Challenges: The industry focus on on-road autonomy often means dolaGon is working in virgin territory. “The challenge is really perfecting the technology for navigating extreme terrain,” says Neubardt. “We’re doing something extraordinarily difficult. We’ve learned a lot.”

Photos courtesy dolaGon

Opportunities: Front and center is an alternative to lift-served skiing. “There’s like billions of miles of snow out there,” says Neubardt. “The ski companies, commercial ski companies have a death grip through one piece of infrastructure, and that’s the chairlift.”

But an industry-wide labor shortage opens up a wide swath of applications: “It’s going to be used to haul garbage, to haul fuel in, to take people from the parking lot to the ice skating pond.”
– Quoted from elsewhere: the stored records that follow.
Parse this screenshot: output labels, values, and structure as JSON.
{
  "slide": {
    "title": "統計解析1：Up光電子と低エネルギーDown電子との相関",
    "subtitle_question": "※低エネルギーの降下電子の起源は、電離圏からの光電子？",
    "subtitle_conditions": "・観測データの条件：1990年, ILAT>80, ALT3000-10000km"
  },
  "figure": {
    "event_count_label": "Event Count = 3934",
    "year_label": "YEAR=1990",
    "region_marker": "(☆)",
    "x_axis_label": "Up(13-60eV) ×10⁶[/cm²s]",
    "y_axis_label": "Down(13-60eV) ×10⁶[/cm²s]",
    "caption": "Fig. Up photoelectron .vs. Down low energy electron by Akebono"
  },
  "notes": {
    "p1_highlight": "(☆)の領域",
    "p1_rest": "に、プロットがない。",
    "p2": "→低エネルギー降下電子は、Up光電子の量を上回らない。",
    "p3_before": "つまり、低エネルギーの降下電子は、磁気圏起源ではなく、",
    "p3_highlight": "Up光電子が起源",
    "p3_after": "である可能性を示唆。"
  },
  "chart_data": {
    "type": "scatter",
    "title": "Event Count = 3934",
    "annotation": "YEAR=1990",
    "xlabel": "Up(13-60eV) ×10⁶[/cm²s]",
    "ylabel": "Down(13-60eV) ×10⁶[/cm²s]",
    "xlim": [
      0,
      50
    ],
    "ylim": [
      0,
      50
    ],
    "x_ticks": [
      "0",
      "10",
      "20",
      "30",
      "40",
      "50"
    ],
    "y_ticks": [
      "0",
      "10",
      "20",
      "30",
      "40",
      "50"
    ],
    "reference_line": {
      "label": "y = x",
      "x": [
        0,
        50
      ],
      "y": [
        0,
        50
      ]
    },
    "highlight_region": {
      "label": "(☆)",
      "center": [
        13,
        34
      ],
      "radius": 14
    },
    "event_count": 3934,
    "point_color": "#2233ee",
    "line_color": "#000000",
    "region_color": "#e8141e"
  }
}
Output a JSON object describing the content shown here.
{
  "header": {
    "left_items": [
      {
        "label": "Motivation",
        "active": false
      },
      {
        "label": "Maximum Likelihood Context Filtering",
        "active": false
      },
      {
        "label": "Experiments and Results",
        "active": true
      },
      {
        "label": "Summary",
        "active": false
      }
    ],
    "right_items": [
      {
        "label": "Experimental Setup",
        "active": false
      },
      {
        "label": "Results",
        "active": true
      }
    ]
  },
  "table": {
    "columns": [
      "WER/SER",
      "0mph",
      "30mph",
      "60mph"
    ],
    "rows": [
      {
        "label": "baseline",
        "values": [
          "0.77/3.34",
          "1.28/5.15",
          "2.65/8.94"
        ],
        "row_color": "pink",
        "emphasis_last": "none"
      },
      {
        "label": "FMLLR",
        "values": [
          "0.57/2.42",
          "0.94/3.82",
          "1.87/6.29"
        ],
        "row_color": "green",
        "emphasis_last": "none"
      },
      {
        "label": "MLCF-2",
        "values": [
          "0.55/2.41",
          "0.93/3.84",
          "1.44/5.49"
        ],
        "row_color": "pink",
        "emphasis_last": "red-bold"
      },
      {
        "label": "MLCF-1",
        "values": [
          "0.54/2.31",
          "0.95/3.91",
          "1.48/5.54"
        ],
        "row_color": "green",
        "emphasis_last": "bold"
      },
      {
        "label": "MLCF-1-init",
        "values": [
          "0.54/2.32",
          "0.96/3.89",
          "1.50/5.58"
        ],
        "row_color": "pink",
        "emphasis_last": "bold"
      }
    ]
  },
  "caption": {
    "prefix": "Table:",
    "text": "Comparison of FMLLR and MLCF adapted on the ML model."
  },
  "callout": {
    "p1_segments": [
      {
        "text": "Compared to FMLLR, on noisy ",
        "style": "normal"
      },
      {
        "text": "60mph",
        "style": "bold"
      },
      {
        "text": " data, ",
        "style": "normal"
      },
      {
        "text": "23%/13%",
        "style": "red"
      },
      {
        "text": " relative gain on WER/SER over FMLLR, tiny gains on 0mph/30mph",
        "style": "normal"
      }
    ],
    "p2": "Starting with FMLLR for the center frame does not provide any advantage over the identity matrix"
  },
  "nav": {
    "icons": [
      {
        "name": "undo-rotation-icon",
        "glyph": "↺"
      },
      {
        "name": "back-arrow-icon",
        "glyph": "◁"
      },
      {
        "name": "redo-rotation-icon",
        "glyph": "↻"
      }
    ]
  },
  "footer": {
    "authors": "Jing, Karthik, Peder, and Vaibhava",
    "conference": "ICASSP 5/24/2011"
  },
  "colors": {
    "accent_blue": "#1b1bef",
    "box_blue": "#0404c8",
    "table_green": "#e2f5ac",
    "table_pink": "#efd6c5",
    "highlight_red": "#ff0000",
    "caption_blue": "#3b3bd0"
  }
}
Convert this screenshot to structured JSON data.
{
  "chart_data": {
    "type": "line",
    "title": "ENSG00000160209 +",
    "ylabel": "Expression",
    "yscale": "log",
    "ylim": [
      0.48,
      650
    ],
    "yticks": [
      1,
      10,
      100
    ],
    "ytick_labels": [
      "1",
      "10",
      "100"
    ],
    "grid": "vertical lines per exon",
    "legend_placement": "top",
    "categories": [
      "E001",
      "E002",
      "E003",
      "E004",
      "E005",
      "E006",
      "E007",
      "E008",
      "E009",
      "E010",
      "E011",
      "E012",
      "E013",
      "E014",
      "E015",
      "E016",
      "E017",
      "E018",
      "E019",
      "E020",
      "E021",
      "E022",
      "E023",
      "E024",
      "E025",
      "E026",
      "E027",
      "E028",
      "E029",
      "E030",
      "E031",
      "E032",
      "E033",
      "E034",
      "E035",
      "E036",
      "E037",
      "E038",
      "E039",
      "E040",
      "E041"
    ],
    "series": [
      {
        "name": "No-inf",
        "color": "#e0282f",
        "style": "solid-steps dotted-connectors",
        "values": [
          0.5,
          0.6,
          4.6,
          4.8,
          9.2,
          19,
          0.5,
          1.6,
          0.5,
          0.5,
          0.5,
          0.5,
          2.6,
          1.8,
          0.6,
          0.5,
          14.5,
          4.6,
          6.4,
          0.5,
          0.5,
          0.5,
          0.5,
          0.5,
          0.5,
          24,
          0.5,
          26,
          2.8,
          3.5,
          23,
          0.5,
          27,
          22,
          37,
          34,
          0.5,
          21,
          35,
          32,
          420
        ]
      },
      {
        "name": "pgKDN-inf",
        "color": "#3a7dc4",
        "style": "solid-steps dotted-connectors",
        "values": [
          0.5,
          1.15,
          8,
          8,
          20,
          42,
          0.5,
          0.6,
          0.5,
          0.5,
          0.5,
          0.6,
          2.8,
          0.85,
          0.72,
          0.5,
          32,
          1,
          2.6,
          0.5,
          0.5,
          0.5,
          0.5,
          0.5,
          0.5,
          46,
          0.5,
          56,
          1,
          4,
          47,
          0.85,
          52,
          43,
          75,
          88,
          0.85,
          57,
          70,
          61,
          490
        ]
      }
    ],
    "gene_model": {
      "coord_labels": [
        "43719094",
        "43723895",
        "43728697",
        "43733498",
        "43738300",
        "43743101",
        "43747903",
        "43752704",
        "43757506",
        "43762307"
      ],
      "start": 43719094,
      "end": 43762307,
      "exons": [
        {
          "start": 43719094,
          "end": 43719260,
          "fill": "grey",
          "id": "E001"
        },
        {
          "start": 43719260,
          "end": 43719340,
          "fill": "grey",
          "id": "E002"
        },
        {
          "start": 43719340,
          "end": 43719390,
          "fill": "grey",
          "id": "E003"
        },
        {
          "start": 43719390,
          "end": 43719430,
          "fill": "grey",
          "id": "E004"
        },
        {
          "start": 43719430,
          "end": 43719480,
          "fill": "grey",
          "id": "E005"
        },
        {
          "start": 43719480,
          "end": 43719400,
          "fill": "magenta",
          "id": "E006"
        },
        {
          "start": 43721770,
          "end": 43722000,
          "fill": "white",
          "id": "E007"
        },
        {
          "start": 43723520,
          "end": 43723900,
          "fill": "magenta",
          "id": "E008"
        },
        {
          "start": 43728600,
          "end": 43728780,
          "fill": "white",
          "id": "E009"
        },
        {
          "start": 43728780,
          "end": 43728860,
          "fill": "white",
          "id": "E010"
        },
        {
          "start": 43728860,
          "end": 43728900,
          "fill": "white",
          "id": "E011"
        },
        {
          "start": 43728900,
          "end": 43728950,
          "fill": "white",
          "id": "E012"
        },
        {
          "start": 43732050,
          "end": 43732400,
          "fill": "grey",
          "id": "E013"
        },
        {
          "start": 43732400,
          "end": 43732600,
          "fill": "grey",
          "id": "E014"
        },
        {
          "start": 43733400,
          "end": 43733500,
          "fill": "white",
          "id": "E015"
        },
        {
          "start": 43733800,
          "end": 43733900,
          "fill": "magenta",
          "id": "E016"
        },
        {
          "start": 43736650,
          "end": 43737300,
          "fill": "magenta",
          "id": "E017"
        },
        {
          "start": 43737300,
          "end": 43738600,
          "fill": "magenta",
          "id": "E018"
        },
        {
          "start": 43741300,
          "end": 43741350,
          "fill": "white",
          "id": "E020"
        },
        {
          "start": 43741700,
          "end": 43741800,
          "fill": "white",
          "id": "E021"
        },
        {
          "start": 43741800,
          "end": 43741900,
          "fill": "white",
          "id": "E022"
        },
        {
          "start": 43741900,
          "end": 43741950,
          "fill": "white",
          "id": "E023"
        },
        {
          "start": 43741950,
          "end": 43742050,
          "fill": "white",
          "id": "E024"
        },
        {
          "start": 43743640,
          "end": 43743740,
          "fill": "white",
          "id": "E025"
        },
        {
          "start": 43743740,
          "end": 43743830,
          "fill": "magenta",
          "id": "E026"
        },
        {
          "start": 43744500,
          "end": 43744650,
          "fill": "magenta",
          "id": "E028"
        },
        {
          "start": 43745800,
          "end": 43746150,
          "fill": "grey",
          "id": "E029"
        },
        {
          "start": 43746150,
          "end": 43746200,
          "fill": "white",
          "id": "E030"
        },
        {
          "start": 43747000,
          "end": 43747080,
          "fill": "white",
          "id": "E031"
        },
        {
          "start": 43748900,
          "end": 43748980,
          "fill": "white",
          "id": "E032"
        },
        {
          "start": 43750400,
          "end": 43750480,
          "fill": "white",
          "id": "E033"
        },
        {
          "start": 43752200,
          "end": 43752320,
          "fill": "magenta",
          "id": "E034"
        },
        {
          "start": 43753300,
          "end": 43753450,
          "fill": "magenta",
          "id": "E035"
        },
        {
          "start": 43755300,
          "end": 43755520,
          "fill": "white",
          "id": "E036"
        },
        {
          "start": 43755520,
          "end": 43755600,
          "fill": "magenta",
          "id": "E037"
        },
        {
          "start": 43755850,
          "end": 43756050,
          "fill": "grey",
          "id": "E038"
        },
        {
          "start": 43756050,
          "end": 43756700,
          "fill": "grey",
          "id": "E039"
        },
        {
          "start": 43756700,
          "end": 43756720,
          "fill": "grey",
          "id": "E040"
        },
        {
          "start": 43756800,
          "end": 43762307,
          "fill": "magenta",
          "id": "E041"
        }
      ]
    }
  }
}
Then there’s the broader UTV market — about 500,000 are sold in the U.S. annually — especially electric models expected to hit the market by 2025. Beyond skiing, Neubardt is targeting hunting, mountain biking, and assorted opportunities in outdoor recreation. “We’re a backcountry automation company,” he says. “If you’re a 70-year-old guy and you’re a hunter, to press a button and have a vehicle show up from three miles away at five in the afternoon to take you home with your cargo is worth a hell of a lot of money.”

But any large landowner is a target: Other potential markets include agriculture, construction, and energy.

Needs: Capital. “We are going to be raising money in the springtime,” says Neubardt, noting that dolaGon is debt-free and self-funded with an assist from angel investors. “We’re well-funded now.”